1. The district courts of this state are constitutional tribunals vested with jurisdiction as to all matters of law and equity. As such they have the inherent plenary power to protect and enforce their orders and to punish as for contempt violations thereof. The legislative branch of the government may not divest them of such power or by regulation seriously interfere with the courts in the exercise of such jurisdiction. It may provide reasonable regulations as to the procedure to be observed but certainly, in the absence of such regulation, the courts, as to matters of contempt, may deal with them in the summary manner theretofore universally recognized.Wyatt v. People,
But counsel for the respondent say that though the contempt here is a constructive civil contempt, nevertheless, since the act charged against respondent constitutes a crime for which he is subject to punishment, the pending contempt proceeding, therefore, is in the nature of a criminal action and as our statute provides that in a criminal action he is entitled to a jury trial, he can be tried only in the county of Park where the contempt, if any, was committed, since section 16 of our Bill of Rights gives to a defendant in criminal prosecutions the right to be tried by a jury in the county where the offense is committed. That section does not apply to contempt proceedings either of a civil or criminal nature. It does not apply to a criminal contempt as we held in the Bloom case, supra; much less has a respondent in a civil contempt the right to have the matter determined in the county where he lives or where the offense was committed if the residence is other than the county of the court whose order is violated.
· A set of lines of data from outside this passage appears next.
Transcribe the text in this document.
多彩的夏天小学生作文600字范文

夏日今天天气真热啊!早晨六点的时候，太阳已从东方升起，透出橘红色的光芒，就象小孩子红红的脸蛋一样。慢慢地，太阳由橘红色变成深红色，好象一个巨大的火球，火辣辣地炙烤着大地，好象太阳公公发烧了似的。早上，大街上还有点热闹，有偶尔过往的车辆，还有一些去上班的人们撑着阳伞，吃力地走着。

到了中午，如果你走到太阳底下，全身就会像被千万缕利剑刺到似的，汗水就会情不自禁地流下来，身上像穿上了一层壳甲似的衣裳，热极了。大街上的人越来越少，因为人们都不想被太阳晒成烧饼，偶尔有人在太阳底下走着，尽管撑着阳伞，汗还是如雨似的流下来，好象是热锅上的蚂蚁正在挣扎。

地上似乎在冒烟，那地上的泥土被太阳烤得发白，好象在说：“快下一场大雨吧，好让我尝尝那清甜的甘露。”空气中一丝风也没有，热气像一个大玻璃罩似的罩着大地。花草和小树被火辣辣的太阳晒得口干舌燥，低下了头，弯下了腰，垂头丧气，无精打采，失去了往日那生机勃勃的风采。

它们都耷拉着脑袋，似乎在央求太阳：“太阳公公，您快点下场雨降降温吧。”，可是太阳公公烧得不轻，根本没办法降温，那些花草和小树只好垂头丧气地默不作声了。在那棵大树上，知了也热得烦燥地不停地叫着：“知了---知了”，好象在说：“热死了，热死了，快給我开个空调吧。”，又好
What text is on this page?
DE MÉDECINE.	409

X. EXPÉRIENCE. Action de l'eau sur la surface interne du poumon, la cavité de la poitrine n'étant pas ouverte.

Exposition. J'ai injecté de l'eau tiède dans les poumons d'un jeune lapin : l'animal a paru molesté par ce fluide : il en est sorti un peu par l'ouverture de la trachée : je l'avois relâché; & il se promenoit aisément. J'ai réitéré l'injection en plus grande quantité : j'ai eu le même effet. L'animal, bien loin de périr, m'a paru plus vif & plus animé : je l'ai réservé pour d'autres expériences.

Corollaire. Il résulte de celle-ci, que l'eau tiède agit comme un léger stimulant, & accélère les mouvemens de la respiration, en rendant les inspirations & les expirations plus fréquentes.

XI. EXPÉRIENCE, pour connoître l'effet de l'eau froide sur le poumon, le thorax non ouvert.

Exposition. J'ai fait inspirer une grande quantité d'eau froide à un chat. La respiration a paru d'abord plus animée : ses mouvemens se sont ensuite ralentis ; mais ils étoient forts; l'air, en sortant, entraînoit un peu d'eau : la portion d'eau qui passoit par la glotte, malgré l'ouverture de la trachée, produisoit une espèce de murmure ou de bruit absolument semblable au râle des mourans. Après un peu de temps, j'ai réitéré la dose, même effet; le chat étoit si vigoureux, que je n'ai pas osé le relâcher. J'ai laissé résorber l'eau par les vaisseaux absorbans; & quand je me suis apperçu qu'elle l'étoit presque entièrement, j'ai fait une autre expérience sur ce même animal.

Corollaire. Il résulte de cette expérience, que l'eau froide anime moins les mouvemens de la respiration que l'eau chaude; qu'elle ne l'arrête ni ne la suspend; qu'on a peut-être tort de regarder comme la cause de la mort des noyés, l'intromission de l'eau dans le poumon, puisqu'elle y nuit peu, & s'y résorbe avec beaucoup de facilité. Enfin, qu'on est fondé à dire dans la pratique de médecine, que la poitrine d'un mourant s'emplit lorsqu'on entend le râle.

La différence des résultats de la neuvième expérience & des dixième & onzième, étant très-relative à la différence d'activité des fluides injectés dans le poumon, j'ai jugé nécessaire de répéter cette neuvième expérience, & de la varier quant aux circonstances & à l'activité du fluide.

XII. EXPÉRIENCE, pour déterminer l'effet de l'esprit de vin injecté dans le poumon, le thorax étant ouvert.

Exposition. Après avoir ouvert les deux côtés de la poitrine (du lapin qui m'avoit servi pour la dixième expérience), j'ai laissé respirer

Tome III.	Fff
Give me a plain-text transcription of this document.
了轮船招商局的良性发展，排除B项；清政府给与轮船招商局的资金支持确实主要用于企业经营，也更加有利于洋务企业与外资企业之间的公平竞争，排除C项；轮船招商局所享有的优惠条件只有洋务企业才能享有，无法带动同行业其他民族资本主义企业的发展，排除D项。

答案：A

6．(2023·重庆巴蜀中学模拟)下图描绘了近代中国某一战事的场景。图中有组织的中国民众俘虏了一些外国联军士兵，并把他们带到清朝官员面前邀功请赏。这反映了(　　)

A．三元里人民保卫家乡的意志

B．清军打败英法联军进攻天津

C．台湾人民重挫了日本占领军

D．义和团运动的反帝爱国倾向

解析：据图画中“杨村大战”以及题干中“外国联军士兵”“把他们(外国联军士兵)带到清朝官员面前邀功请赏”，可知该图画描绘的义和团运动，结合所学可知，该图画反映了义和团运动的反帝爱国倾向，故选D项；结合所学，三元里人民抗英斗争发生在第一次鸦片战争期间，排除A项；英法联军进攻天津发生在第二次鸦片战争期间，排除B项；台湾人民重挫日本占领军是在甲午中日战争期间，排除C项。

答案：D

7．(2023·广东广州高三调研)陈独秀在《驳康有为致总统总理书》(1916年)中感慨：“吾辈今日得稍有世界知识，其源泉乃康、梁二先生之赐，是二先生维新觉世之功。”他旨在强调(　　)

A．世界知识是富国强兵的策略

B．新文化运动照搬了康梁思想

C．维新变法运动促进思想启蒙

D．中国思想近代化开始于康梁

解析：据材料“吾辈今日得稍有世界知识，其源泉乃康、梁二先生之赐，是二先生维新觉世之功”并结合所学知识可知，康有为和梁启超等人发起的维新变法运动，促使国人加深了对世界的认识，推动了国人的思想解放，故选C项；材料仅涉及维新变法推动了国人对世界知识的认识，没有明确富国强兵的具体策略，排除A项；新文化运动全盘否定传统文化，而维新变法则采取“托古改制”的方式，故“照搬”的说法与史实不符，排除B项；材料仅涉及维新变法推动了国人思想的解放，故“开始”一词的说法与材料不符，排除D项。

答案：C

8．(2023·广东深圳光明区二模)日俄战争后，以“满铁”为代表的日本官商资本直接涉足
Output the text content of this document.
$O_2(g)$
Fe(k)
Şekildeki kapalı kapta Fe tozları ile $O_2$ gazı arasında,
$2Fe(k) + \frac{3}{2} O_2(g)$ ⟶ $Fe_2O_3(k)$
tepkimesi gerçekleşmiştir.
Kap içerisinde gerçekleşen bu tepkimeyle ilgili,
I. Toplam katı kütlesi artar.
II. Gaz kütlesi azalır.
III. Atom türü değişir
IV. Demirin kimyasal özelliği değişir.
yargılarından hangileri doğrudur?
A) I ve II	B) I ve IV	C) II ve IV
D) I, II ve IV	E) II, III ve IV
None of the decisions relied upon by the respondent are in point under the facts of this case or under our Constitution and laws.Nichols v. State,
2. If the writ of injunction upon which these proceedings is based is too broad and indefinite to be enforced, this respondent, along with his associates in the action who were defendants therein, had the opportunity both in the district court and in the Supreme Court to have it made more specific and definite. There is nothing in the record which shows that such attempt was made. It may be true, as respondent contends, that it was not the duty of the defendants in the action to be solicitous to have an adverse decree made explicit or definite so that they might thus be aided in their purpose either to evade or obey it. Yet it is a circumstance that we may properly take into consideration in passing upon the present objection. The rule in this state has been repeatedly announced that this court, in a review by writ of error or otherwise of a contempt judgment, will not inquire further than to ascertain if the court below had jurisdiction in the premises and regularly pursued the practice and procedure to be observed in such cases. All other questions are not germane to our inquiry. Zobel v. People,
3. It is said, however, that if the decree is not void, the affidavit upon which this proceeding is based does not state facts sufficient to warrant a finding that the respondent was guilty of contempt. What we have already said is, perhaps, sufficient answer to this objection. We may add, however, that the affidavit specifically charges that on nine different occasions he raised the headgates of his ditches after the proper water officials had closed them down and had not given permission to raise them. *297
If this does not charge a violation of the injunction decree we do not know what language could be employed that would more explicitly say so. It is not necessary in an affidavit of this nature to set forth the evidence by which the general declarations therein are to be established. General declarations or ultimate facts only are required.Hake v. People,
The application for supersedeas is denied and judgment affirmed.